Etappe 3: Von Berg am Irchel nach Brütten (8. April)

Laufen Berg am Irchel - Brütten 08.04.2014Am Dienstag 8. April, stand die dritte Etappe von unserer „Nord-Süd-Reise“ auf dem Programm. Trotz der schlechten Laune von Petrus fanden sich 12 Wanderer und eine Wanderin ein. Mit der Bahn von Birmensdorf nach Zürich und dann nach Winterthur verlief mehr oder weniger alles nach Programm. In Winterthur hatte der Zug dann leider fünf Minuten Verspätung und dadurch verpassten wir das Postauto. Ganz unglücklich waren wir allerdings nicht, da wir uns dadurch im Bahnhofbuffet vor dem Regen verstecken konnten. Das nächste Postauto brachte uns mit einer Stunde Verspätung nach Berg am Irchel, den Ort den wir eine Woche zuvor bei Traumwetter verlassen hatten. 

Auf den ersten 3-4 Kilometern ging es bis ca. 690 MüM bergauf. Da es  immer noch schiffte und zudem der Wind für kühlere Temperaturen sorgte, verzichteten wir auf einen Zwischenhalt und auch auf den Abstecher zum Irchelturm. Mittagessen war im Restaurant Löwen in Pfungen angesagt. Wir wurden einmal mehr sehr gut bewirtet und konnten am Nachmittag frisch gestärkt den zweiten Aufstieg nach Brütten in Angriff nehmen.
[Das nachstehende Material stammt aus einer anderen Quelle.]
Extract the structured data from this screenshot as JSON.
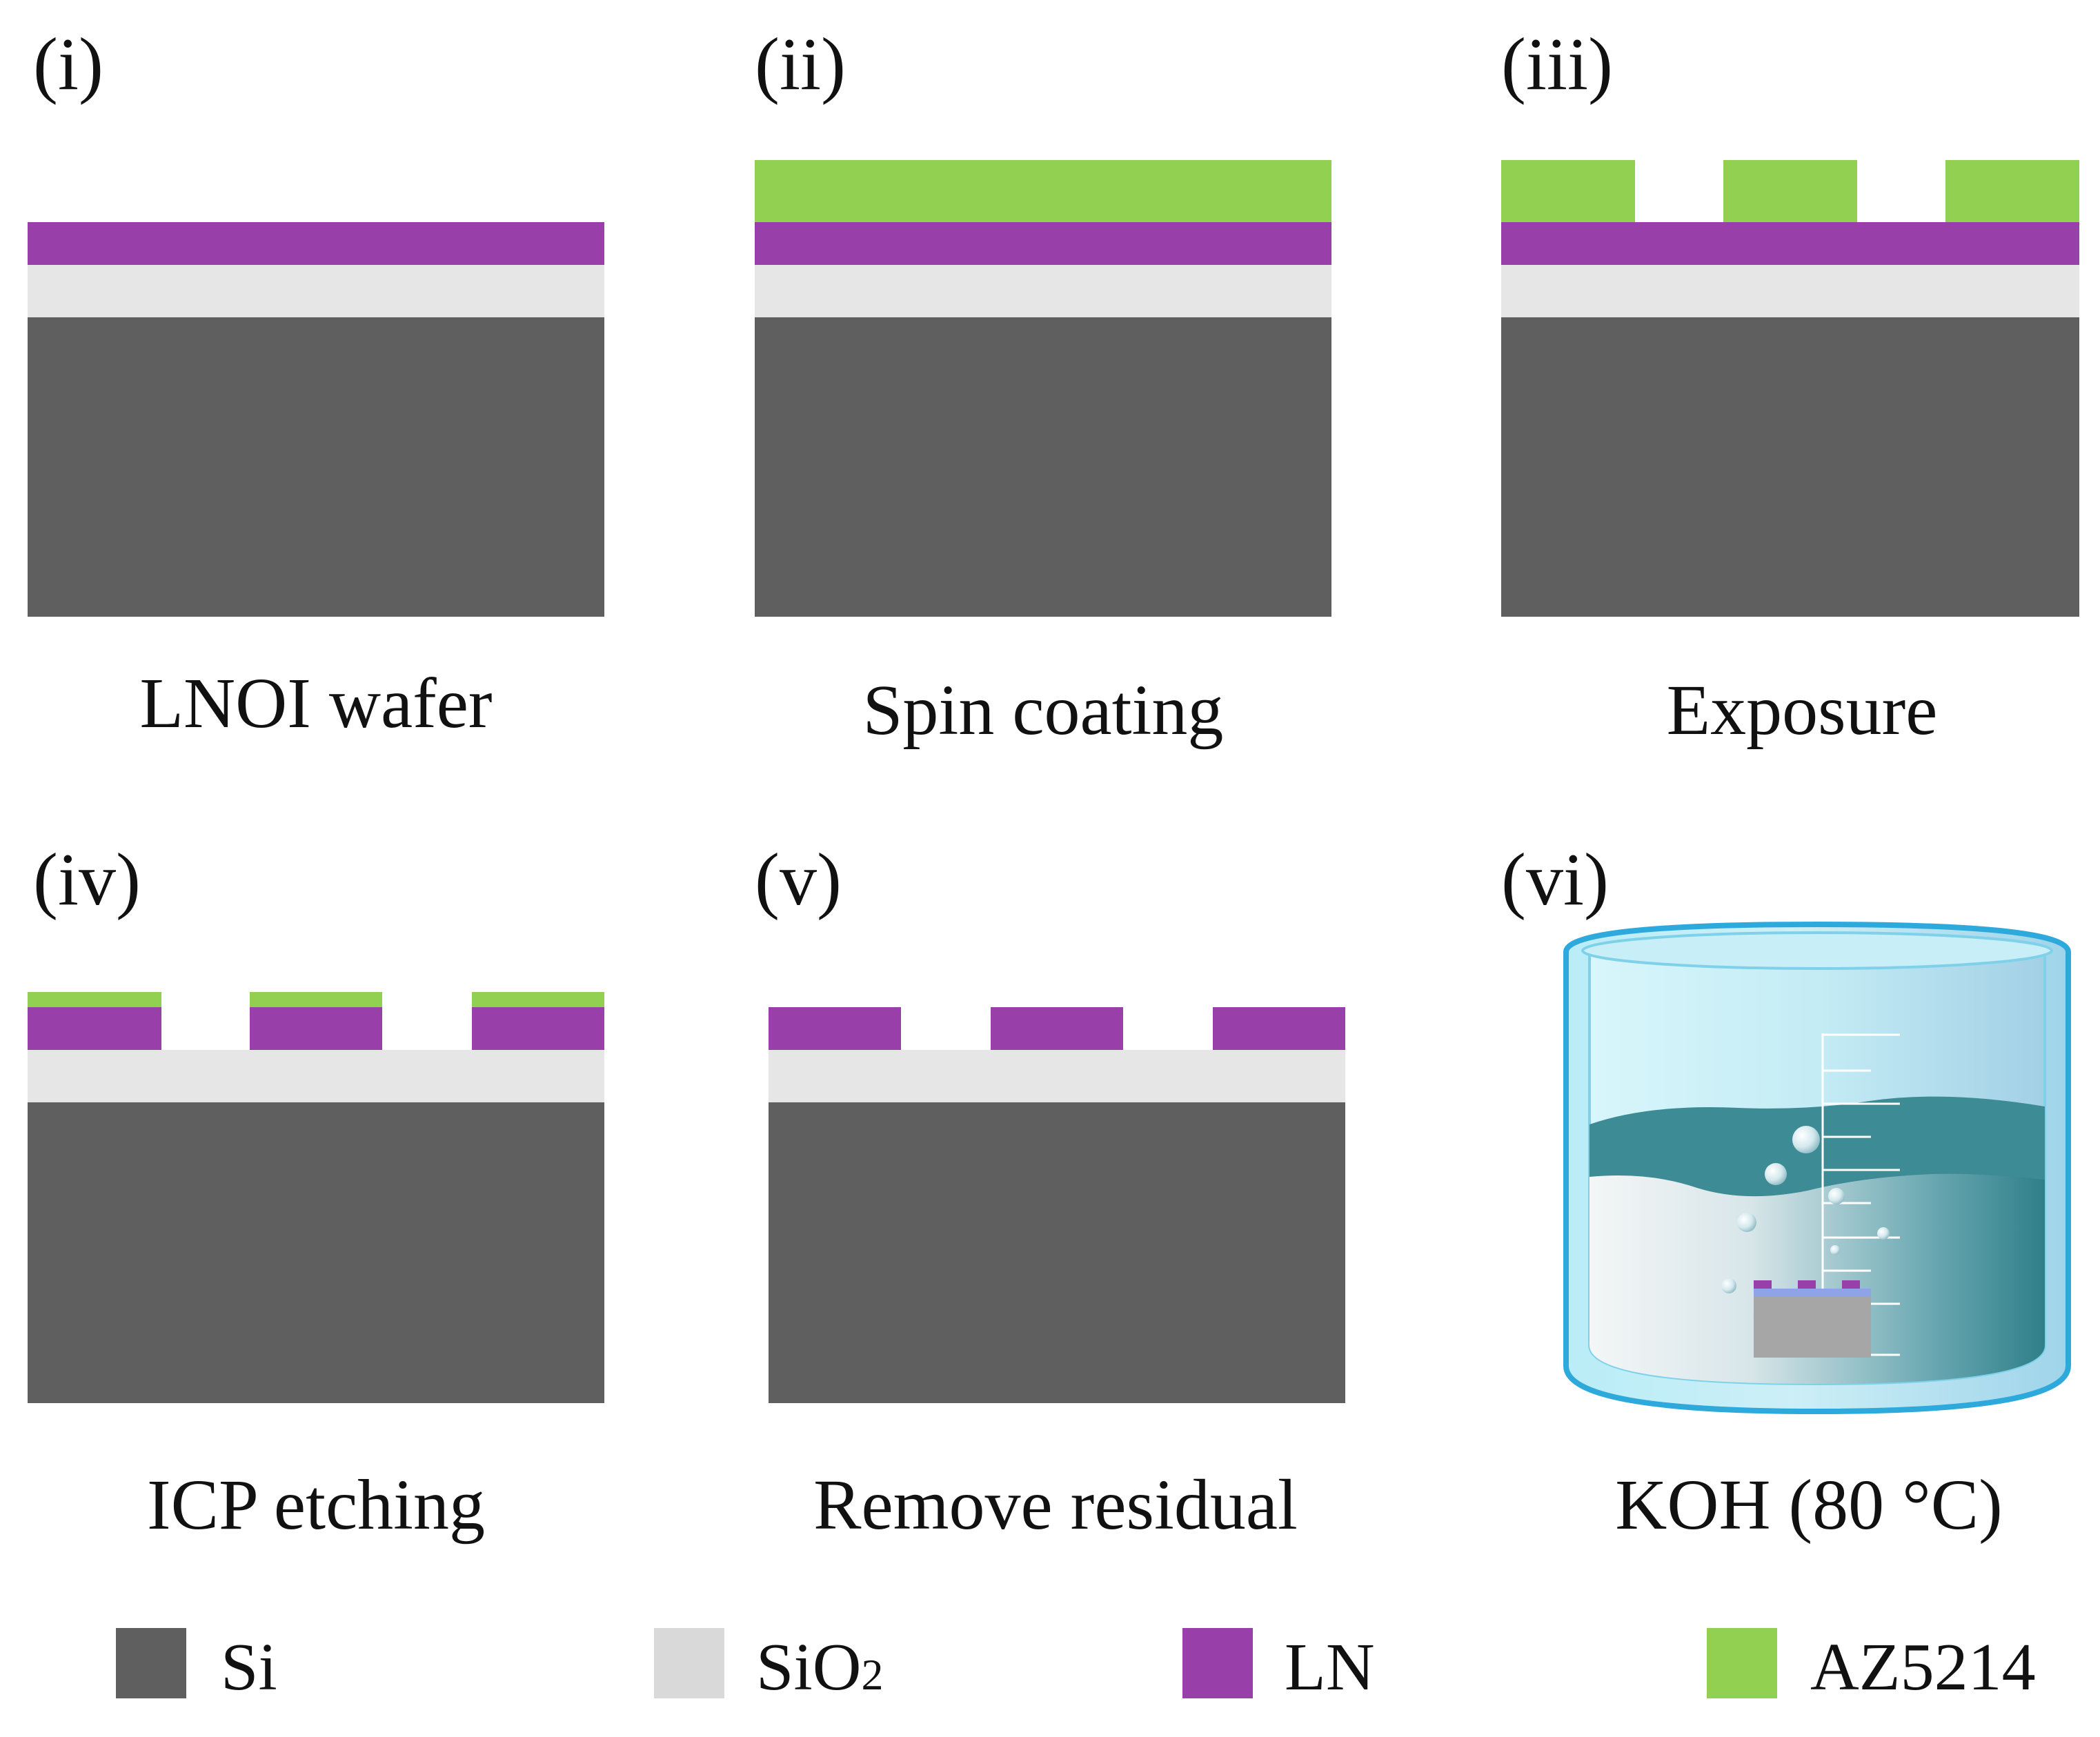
{
  "colors": {
    "si": "#5f5f5f",
    "sio2": "#e6e6e6",
    "ln": "#983fa9",
    "az5214": "#92d051"
  },
  "panels": [
    {
      "label": "(i)",
      "caption": "LNOI wafer"
    },
    {
      "label": "(ii)",
      "caption": "Spin coating"
    },
    {
      "label": "(iii)",
      "caption": "Exposure"
    },
    {
      "label": "(iv)",
      "caption": "ICP etching"
    },
    {
      "label": "(v)",
      "caption": "Remove residual"
    },
    {
      "label": "(vi)",
      "caption": "KOH (80 °C)"
    }
  ],
  "legend": [
    {
      "label": "Si"
    },
    {
      "label": "SiO",
      "subscript": "2"
    },
    {
      "label": "LN"
    },
    {
      "label": "AZ5214"
    }
  ]
}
Der Weg führte durch eine idyllische Schlucht über Treppen und Brücken wieder auf ca. 650 MüM.

Auf halber Strecke kamen uns dann Anni und Röbi (Schwester/Schwager von Fredi und Köbi) entgegen. Röbi hat uns auf der Wanderung begleitet und viel über Brüten und die nähere Umgebung zu erzählen gewusst.  Am höchsten Punkt der Nachmittags-Wanderung kamen wir zu einem Reservoir mit einem spektakulären Aussichtspunkt. Theoretisch würde man von dort vom Säntis bis zu den Berner Alpen alle Bergspitzen sehen. In der Praxis haben wir wegen der ungünstigen Sicht dann halt Regensberg,  den Ütliberg und den Randen gesehen.  
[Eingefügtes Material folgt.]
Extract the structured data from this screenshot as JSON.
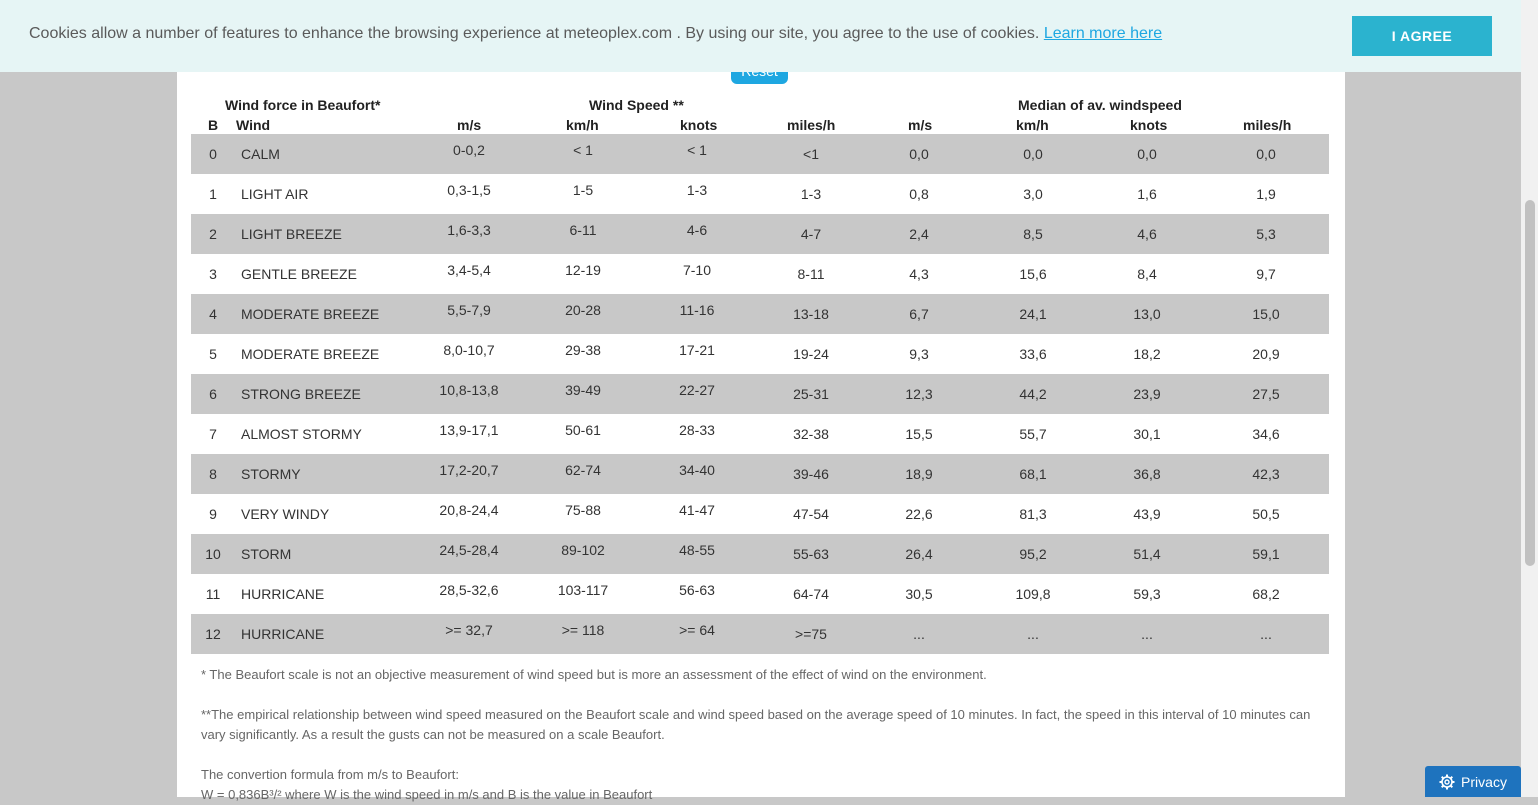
{
  "cookie": {
    "text": "Cookies allow a number of features to enhance the browsing experience at meteoplex.com . By using our site, you agree to the use of cookies.",
    "link": "Learn more here",
    "agree": "I AGREE"
  },
  "reset_label": "Reset",
  "headers": {
    "group1": "Wind force in Beaufort*",
    "group2": "Wind Speed **",
    "group3": "Median of av. windspeed",
    "cols": [
      "B",
      "Wind",
      "m/s",
      "km/h",
      "knots",
      "miles/h",
      "m/s",
      "km/h",
      "knots",
      "miles/h"
    ]
  },
  "rows": [
    {
      "b": "0",
      "wind": "CALM",
      "ms": "0-0,2",
      "kmh": "< 1",
      "kn": "< 1",
      "mph": "<1",
      "med_ms": "0,0",
      "med_kmh": "0,0",
      "med_kn": "0,0",
      "med_mph": "0,0"
    },
    {
      "b": "1",
      "wind": "LIGHT AIR",
      "ms": "0,3-1,5",
      "kmh": "1-5",
      "kn": "1-3",
      "mph": "1-3",
      "med_ms": "0,8",
      "med_kmh": "3,0",
      "med_kn": "1,6",
      "med_mph": "1,9"
    },
    {
      "b": "2",
      "wind": "LIGHT BREEZE",
      "ms": "1,6-3,3",
      "kmh": "6-11",
      "kn": "4-6",
      "mph": "4-7",
      "med_ms": "2,4",
      "med_kmh": "8,5",
      "med_kn": "4,6",
      "med_mph": "5,3"
    },
    {
      "b": "3",
      "wind": "GENTLE BREEZE",
      "ms": "3,4-5,4",
      "kmh": "12-19",
      "kn": "7-10",
      "mph": "8-11",
      "med_ms": "4,3",
      "med_kmh": "15,6",
      "med_kn": "8,4",
      "med_mph": "9,7"
    },
    {
      "b": "4",
      "wind": "MODERATE BREEZE",
      "ms": "5,5-7,9",
      "kmh": "20-28",
      "kn": "11-16",
      "mph": "13-18",
      "med_ms": "6,7",
      "med_kmh": "24,1",
      "med_kn": "13,0",
      "med_mph": "15,0"
    },
    {
      "b": "5",
      "wind": "MODERATE BREEZE",
      "ms": "8,0-10,7",
      "kmh": "29-38",
      "kn": "17-21",
      "mph": "19-24",
      "med_ms": "9,3",
      "med_kmh": "33,6",
      "med_kn": "18,2",
      "med_mph": "20,9"
    },
    {
      "b": "6",
      "wind": "STRONG BREEZE",
      "ms": "10,8-13,8",
      "kmh": "39-49",
      "kn": "22-27",
      "mph": "25-31",
      "med_ms": "12,3",
      "med_kmh": "44,2",
      "med_kn": "23,9",
      "med_mph": "27,5"
    },
    {
      "b": "7",
      "wind": "ALMOST STORMY",
      "ms": "13,9-17,1",
      "kmh": "50-61",
      "kn": "28-33",
      "mph": "32-38",
      "med_ms": "15,5",
      "med_kmh": "55,7",
      "med_kn": "30,1",
      "med_mph": "34,6"
    },
    {
      "b": "8",
      "wind": "STORMY",
      "ms": "17,2-20,7",
      "kmh": "62-74",
      "kn": "34-40",
      "mph": "39-46",
      "med_ms": "18,9",
      "med_kmh": "68,1",
      "med_kn": "36,8",
      "med_mph": "42,3"
    },
    {
      "b": "9",
      "wind": "VERY WINDY",
      "ms": "20,8-24,4",
      "kmh": "75-88",
      "kn": "41-47",
      "mph": "47-54",
      "med_ms": "22,6",
      "med_kmh": "81,3",
      "med_kn": "43,9",
      "med_mph": "50,5"
    },
    {
      "b": "10",
      "wind": "STORM",
      "ms": "24,5-28,4",
      "kmh": "89-102",
      "kn": "48-55",
      "mph": "55-63",
      "med_ms": "26,4",
      "med_kmh": "95,2",
      "med_kn": "51,4",
      "med_mph": "59,1"
    },
    {
      "b": "11",
      "wind": "HURRICANE",
      "ms": "28,5-32,6",
      "kmh": "103-117",
      "kn": "56-63",
      "mph": "64-74",
      "med_ms": "30,5",
      "med_kmh": "109,8",
      "med_kn": "59,3",
      "med_mph": "68,2"
    },
    {
      "b": "12",
      "wind": "HURRICANE",
      "ms": ">= 32,7",
      "kmh": ">= 118",
      "kn": ">= 64",
      "mph": ">=75",
      "med_ms": "...",
      "med_kmh": "...",
      "med_kn": "...",
      "med_mph": "..."
    }
  ],
  "notes": {
    "n1": "* The Beaufort scale is not an objective measurement of wind speed but is more an assessment of the effect of wind on the environment.",
    "n2": "**The empirical relationship between wind speed measured on the Beaufort scale and wind speed based on the average speed of 10 minutes. In fact, the speed in this interval of 10 minutes can vary significantly. As a result the gusts can not be measured on a scale Beaufort.",
    "n3": "The convertion formula from m/s to Beaufort:",
    "n4": "W = 0,836B³/² where W is the wind speed in m/s and B is the value in Beaufort"
  },
  "privacy_label": "Privacy",
  "colors": {
    "accent": "#1ea7e1",
    "agree": "#2bb3cf",
    "row_shade": "#c8c8c8",
    "privacy": "#1e73be"
  }
}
Nach einem dreissigminütigen Marsch kamen wir zum Hof von Röbi und Anni. Von Röbi wussten wir schon, dass es sich um einen Bio-Betrieb handelt und neben dem Ackerbau die Mutterkuhhaltung den Schwerpunkt bildete. Urs der Sohn von den Beiden klärte uns dann etwas über die Mutterkuhhaltung auf. Wir wissen jetzt jedenfalls, dass alle Kühe einmal im Jahr kalbern und einmal im Jahr Sex mit einem Leasing-Muni haben. Nach einem kurzen Fussmarsch kamen wir zum Wohnhaus von Anni und Röbi und dort wurden wir als Höhepunkt des Tages ausgiebig mit Essen und Tranksamen verpflegt. Leider wurde es rasch kühl und später als geplant und wir mussten die gastliche Umgebung daher Richtung Heimat verlassen. Trotz des diesigen Wetters war es wieder ein toller und ereignisreicher Tag.